Learning advisor networks for noisy image classification
Simone Ricci, Tiberio Uricchio, Alberto Del Bimbo
TL;DR
This work tackles the problem of training image classifiers with noisy labels by introducing Meta Feature Re-Weighting (MFRW), which uses an advisor network learned via meta-learning to adjust feature activations during training. The advisor learns to weight feature components of the backbone conditionally on the current sample loss, enabling the main model to exploit information in mislabeled data rather than discard it. Empirical results on CIFAR-10/100 with synthetic noise and Clothing1M show state-of-the-art performance, particularly under high noise, and demonstrate robust generalization. The approach highlights the potential of feature-level attention guided by meta-learning as a versatile strategy for learning under label noise and may extend to other problems with noisy annotations.
Abstract
In this paper, we introduced the novel concept of advisor network to address the problem of noisy labels in image classification. Deep neural networks (DNN) are prone to performance reduction and overfitting problems on training data with noisy annotations. Weighting loss methods aim to mitigate the influence of noisy labels during the training, completely removing their contribution.

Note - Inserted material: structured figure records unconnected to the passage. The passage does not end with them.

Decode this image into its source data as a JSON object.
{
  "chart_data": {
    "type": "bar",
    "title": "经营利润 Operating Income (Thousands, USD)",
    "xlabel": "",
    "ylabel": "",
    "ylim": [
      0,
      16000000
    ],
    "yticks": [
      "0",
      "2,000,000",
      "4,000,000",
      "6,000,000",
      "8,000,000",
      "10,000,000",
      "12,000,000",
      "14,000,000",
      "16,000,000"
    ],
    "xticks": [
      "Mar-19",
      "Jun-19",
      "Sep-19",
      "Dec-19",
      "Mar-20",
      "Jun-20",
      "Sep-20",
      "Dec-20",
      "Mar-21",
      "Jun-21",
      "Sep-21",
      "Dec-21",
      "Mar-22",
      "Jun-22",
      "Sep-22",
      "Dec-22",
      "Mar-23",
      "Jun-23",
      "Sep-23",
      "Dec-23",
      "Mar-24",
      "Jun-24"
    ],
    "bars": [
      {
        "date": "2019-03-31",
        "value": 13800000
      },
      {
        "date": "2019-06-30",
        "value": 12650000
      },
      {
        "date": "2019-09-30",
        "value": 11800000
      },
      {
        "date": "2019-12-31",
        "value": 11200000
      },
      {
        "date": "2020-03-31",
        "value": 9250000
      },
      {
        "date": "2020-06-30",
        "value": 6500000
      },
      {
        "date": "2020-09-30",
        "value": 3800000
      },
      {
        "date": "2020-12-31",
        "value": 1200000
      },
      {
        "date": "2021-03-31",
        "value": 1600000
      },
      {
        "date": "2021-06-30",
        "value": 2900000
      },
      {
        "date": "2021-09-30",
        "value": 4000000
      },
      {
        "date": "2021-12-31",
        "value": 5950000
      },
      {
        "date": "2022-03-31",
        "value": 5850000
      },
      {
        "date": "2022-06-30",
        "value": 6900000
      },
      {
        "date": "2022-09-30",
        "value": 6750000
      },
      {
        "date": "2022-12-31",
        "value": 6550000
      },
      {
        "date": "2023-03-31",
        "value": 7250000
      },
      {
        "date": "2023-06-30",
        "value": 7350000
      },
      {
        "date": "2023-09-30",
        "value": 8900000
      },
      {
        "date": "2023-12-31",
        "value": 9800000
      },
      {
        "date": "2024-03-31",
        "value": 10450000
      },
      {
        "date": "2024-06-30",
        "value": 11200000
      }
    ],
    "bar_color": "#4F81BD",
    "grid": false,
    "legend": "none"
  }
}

This discarding process prevents DNNs from learning wrong associations between images and their correct labels but reduces the amount of data used, especially when most of the samples have noisy labels. Differently, our method weighs the feature extracted directly from the classifier without altering the loss value of each data. The advisor helps to focus only on some part of the information present in mislabeled examples, allowing the classifier to leverage that data as well. We trained it with a meta-learning strategy so that it can adapt throughout the training of the main model. We tested our method on CIFAR10 and CIFAR100 with synthetic noise, and on Clothing1M which contains real-world noise, reporting state-of-the-art results.